26 December 2011

Mumbai Roller Coaster by Rajorshi Chakraborti

Love, education, and saving the world
Mumbai is different things to different people. As I read this book I didn’t really get the sense of the Mumbai I know, which is, in essence, about staying afloat and doing your own thing in the midst of, and despite, overwhelming crowds of others doing their own thing. It was more the kind of Mumbai experienced by people who live in hygienic, isolated homes and spend time mostly with others from similar spaces, interacting with the city primarily through the safely-closed windows of their air-conditioned cars. A very small minority. But it’s this minority that Rahul and Zeenat belong to – and very likely to which readers of this book will also belong.

I liked the fast-paced action in Mumbai Roller Coaster. It starts with a dead body – slowly dripping blood on our hero. Capture and escape follow, a number of times, in quick succession. The plot has intriguing twists and at one point I wondered whether this was science fiction. It wasn’t. Mumbai Roller Coaster is about bourgeois kids and is a fun book that might get bourgeois kids to understand the dangers of a world ruled by giant corporations with brainwashing strategies of the nature of:
Thus in a topsy-turvy world, those who wish to pursue the path of common sense must sometimes resort to such drastic underground measures.
Rahul and Zeenat are at different schools and carry on their romance in an abandoned construction at Khar. Like other parents of kids like them, Zeenat’s
were very strict with her. They had warned her numerous times that her ‘career’ should be the only priority in her life right now, with all the exams and other challenges coming up over the next few yeas, and lost no opportunity to remind her of the sacrifices they were making to be able to afford her various private tuitions, as well as her violin, modern dance, and tennis lesson, so that she would be as well-rounded a candidate as possible for one of the insanely competitive full scholarships she’d be applying for the following year at several top American colleges.
I liked Zeenat’s dad – he watches Simpson’s reruns and honestly does not know which channel MTV is on.
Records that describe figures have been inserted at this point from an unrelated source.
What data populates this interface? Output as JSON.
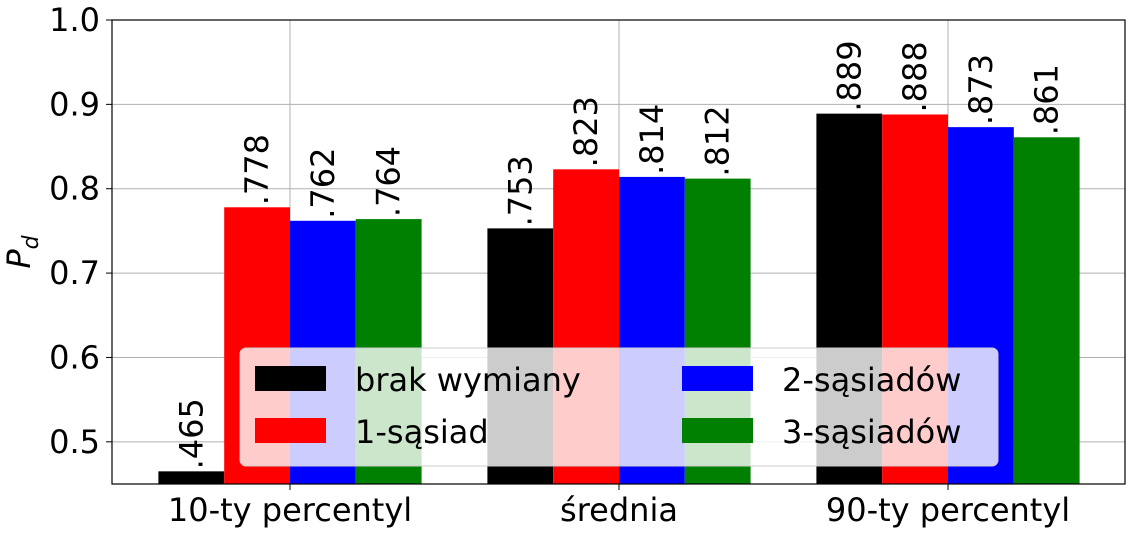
{
  "chart_data": {
    "type": "bar",
    "ylabel": {
      "text": "P",
      "subscript": "d"
    },
    "categories": [
      "10-ty percentyl",
      "średnia",
      "90-ty percentyl"
    ],
    "series": [
      {
        "name": "brak wymiany",
        "color": "#000000",
        "values": [
          0.465,
          0.753,
          0.889
        ],
        "value_labels": [
          ".465",
          ".753",
          ".889"
        ]
      },
      {
        "name": "1-sąsiad",
        "color": "#ff0000",
        "values": [
          0.778,
          0.823,
          0.888
        ],
        "value_labels": [
          ".778",
          ".823",
          ".888"
        ]
      },
      {
        "name": "2-sąsiadów",
        "color": "#0000ff",
        "values": [
          0.762,
          0.814,
          0.873
        ],
        "value_labels": [
          ".762",
          ".814",
          ".873"
        ]
      },
      {
        "name": "3-sąsiadów",
        "color": "#008000",
        "values": [
          0.764,
          0.812,
          0.861
        ],
        "value_labels": [
          ".764",
          ".812",
          ".861"
        ]
      }
    ],
    "ylim": [
      0.45,
      1.0
    ],
    "yticks": [
      {
        "value": 0.5,
        "label": "0.5"
      },
      {
        "value": 0.6,
        "label": "0.6"
      },
      {
        "value": 0.7,
        "label": "0.7"
      },
      {
        "value": 0.8,
        "label": "0.8"
      },
      {
        "value": 0.9,
        "label": "0.9"
      },
      {
        "value": 1.0,
        "label": "1.0"
      }
    ],
    "grid": true,
    "legend_position": "lower center"
  }
}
But I did worry a little about whether he (and Zeenat’s energetic Ammi) would be ok with a book where the characters are quite so free with the use of f**ker, ch**t, and, er, ‘dickhead’.
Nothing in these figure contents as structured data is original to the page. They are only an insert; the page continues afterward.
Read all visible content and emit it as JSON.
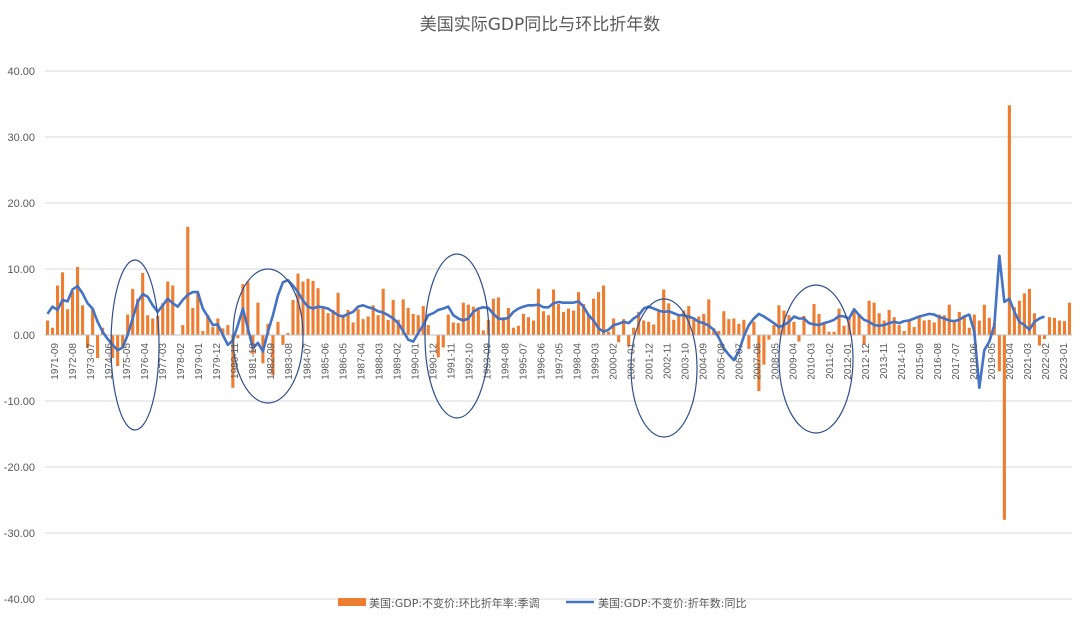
{
  "chart_data": {
    "type": "bar+line",
    "title": "美国实际GDP同比与环比折年数",
    "ylim": [
      -40,
      40
    ],
    "yticks": [
      "40.00",
      "30.00",
      "20.00",
      "10.00",
      "0.00",
      "-10.00",
      "-20.00",
      "-30.00",
      "-40.00"
    ],
    "xtick_labels": [
      "1971-09",
      "1972-08",
      "1973-07",
      "1974-06",
      "1975-05",
      "1976-04",
      "1977-03",
      "1978-02",
      "1979-01",
      "1979-12",
      "1980-11",
      "1981-10",
      "1982-09",
      "1983-08",
      "1984-07",
      "1985-06",
      "1986-05",
      "1987-04",
      "1988-03",
      "1989-02",
      "1990-01",
      "1990-12",
      "1991-11",
      "1992-10",
      "1993-09",
      "1994-08",
      "1995-07",
      "1996-06",
      "1997-05",
      "1998-04",
      "1999-03",
      "2000-02",
      "2001-01",
      "2001-12",
      "2002-11",
      "2003-10",
      "2004-09",
      "2005-08",
      "2006-07",
      "2007-06",
      "2008-05",
      "2009-04",
      "2010-03",
      "2011-02",
      "2012-01",
      "2012-12",
      "2013-11",
      "2014-10",
      "2015-09",
      "2016-08",
      "2017-07",
      "2018-06",
      "2019-05",
      "2020-04",
      "2021-03",
      "2022-02",
      "2023-01"
    ],
    "grid": true,
    "legend_position": "bottom",
    "series": [
      {
        "name": "美国:GDP:不变价:环比折年率:季调",
        "type": "bar",
        "color": "#ED7D31",
        "values": [
          2.2,
          1.1,
          7.5,
          9.5,
          3.9,
          6.6,
          10.3,
          4.5,
          -2.0,
          3.9,
          -3.5,
          1.1,
          0.0,
          -3.5,
          -4.7,
          -1.8,
          3.1,
          7.0,
          5.5,
          9.4,
          3.0,
          2.5,
          2.9,
          4.8,
          8.1,
          7.5,
          0.0,
          1.5,
          16.4,
          4.1,
          6.3,
          0.6,
          3.0,
          1.2,
          2.5,
          1.0,
          1.5,
          -8.0,
          -0.5,
          7.7,
          8.1,
          -2.9,
          4.9,
          -4.3,
          1.7,
          -6.1,
          2.0,
          -1.5,
          0.3,
          5.3,
          9.3,
          8.1,
          8.5,
          8.2,
          7.1,
          4.0,
          3.3,
          3.8,
          6.4,
          3.1,
          3.8,
          1.9,
          3.9,
          2.4,
          2.8,
          4.5,
          3.0,
          7.0,
          2.3,
          5.3,
          2.3,
          5.4,
          4.1,
          3.2,
          3.0,
          4.4,
          1.5,
          0.0,
          -3.4,
          -1.9,
          3.1,
          1.9,
          1.8,
          4.9,
          4.6,
          4.3,
          3.8,
          0.7,
          2.3,
          5.5,
          5.7,
          2.7,
          4.1,
          1.1,
          1.4,
          3.2,
          2.7,
          2.2,
          7.0,
          3.6,
          3.0,
          6.9,
          4.7,
          3.5,
          4.0,
          3.7,
          6.5,
          4.7,
          3.2,
          5.5,
          6.5,
          7.5,
          0.5,
          2.5,
          -1.1,
          2.4,
          -1.6,
          1.1,
          3.5,
          2.2,
          2.0,
          1.6,
          3.8,
          6.9,
          4.8,
          2.3,
          3.0,
          3.7,
          4.4,
          2.3,
          2.8,
          3.2,
          5.4,
          1.0,
          0.6,
          3.6,
          2.4,
          2.5,
          1.7,
          2.3,
          -2.1,
          2.0,
          -8.5,
          -4.5,
          -0.7,
          1.5,
          4.5,
          3.7,
          3.0,
          2.0,
          -1.0,
          2.9,
          -0.1,
          4.7,
          3.2,
          1.7,
          0.5,
          0.5,
          4.0,
          1.4,
          2.7,
          3.5,
          3.2,
          -1.4,
          5.2,
          4.9,
          3.3,
          2.2,
          3.8,
          2.7,
          1.5,
          0.6,
          2.4,
          1.2,
          2.9,
          2.2,
          2.3,
          1.9,
          3.1,
          3.0,
          4.6,
          2.3,
          3.5,
          2.9,
          1.1,
          3.1,
          2.2,
          4.6,
          2.6,
          1.8,
          -5.5,
          -28.0,
          34.8,
          4.2,
          5.2,
          6.3,
          7.0,
          3.3,
          -1.6,
          -0.6,
          2.7,
          2.6,
          2.2,
          2.1,
          4.9
        ]
      },
      {
        "name": "美国:GDP:不变价:折年数:同比",
        "type": "line",
        "color": "#4472C4",
        "values": [
          3.2,
          4.3,
          3.8,
          5.3,
          5.1,
          6.9,
          7.4,
          6.3,
          4.8,
          4.0,
          2.0,
          0.5,
          -0.6,
          -1.5,
          -2.3,
          -1.9,
          0.0,
          2.5,
          5.0,
          6.2,
          5.8,
          4.5,
          3.5,
          4.5,
          5.5,
          4.8,
          4.3,
          5.3,
          6.1,
          6.5,
          6.5,
          4.0,
          2.8,
          1.5,
          1.6,
          0.0,
          -1.5,
          -0.8,
          1.5,
          4.0,
          1.0,
          -2.0,
          -1.2,
          -2.5,
          0.5,
          3.0,
          6.0,
          8.0,
          8.3,
          7.5,
          6.5,
          5.2,
          4.3,
          4.0,
          4.3,
          4.2,
          4.0,
          3.5,
          3.0,
          2.8,
          3.2,
          3.5,
          4.3,
          4.5,
          4.2,
          4.0,
          3.6,
          3.4,
          3.0,
          2.5,
          1.8,
          0.6,
          -0.7,
          -1.0,
          0.3,
          1.5,
          3.0,
          3.3,
          3.8,
          4.0,
          4.3,
          3.0,
          2.5,
          2.2,
          2.5,
          3.5,
          4.0,
          4.2,
          4.1,
          3.2,
          2.5,
          2.4,
          2.6,
          3.5,
          4.0,
          4.3,
          4.5,
          4.5,
          4.6,
          4.2,
          4.2,
          4.8,
          5.0,
          4.9,
          4.9,
          4.9,
          5.1,
          4.3,
          3.0,
          2.2,
          1.0,
          0.5,
          0.8,
          1.5,
          1.7,
          2.0,
          1.8,
          2.5,
          3.0,
          4.0,
          4.3,
          4.0,
          3.7,
          3.5,
          3.6,
          3.3,
          3.0,
          3.0,
          2.8,
          2.5,
          2.0,
          1.8,
          1.4,
          0.8,
          -0.4,
          -2.0,
          -3.0,
          -3.8,
          -2.5,
          -0.2,
          1.5,
          2.5,
          3.2,
          2.8,
          2.3,
          1.8,
          1.2,
          1.5,
          2.0,
          2.8,
          2.5,
          2.5,
          1.8,
          1.6,
          1.5,
          1.8,
          2.0,
          2.3,
          2.9,
          2.8,
          2.5,
          3.9,
          3.0,
          2.3,
          2.0,
          1.5,
          1.4,
          1.5,
          1.8,
          2.0,
          1.8,
          2.1,
          2.2,
          2.5,
          2.8,
          3.0,
          3.2,
          3.1,
          2.7,
          2.5,
          2.2,
          2.1,
          2.3,
          2.8,
          3.1,
          0.5,
          -8.0,
          -2.3,
          -1.0,
          1.5,
          12.0,
          5.0,
          5.5,
          3.5,
          2.0,
          1.5,
          0.8,
          2.0,
          2.5,
          2.8
        ]
      }
    ],
    "annotations": "ellipses highlighting periods around 1975-76, 1981-83, 1991-92, 2001-03, 2010-11"
  }
}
One of the things that worried me about this book is the strong class divide.
When they get off to change buses, the stop is
on a narrow, ill-lit sloping side street, which didn’t look like it was served by any major bus routes. On both sides were gates to large blocks of flats: tall buildings hulked above them, making the now-evening sky appear even further away. No one else had got off here: it was the kind of stop that only the domestic help or drivers who worked in these flats would probably ever use.
I tried to remind myself how prevalent it was in the Victorian novels where only the upper class consisted of real people. But in an India, and especially a Bombay, where education is available to most kids and everyone knows its value, where everyone is up and coming and pretty much equal, I didn’t care for the way Rahul and Zeenat patronise Ganesh, the shadow hero of their book, even though this is very likely the way a real Rahul and Zeenat might. I still don't think an author should endorse it.

One of my favourite bits in this book is when Rahul is riding home victorious and notices, while talking animatedly to his father, that everyone at his end of the compartment was openly eavesdropping and staring. He hangs up, and then his copassengers start chatting with him, demanding to know what was going on. I loved the lies Rahul made up – they were really funny. And I enjoyed the descriptions of the other passengers and the different groups and thought processes they constituted.
But Bombay commuters don’t get into conversations like this. Nobody listens; nobody engages. People get off where they are going without noticing anyone in the compartment.
So I went online to check out Rajorshi Chakraborti and found here that he had lived in Bombay as a child, leaving at age 11 for Calcutta, and that explained a lot.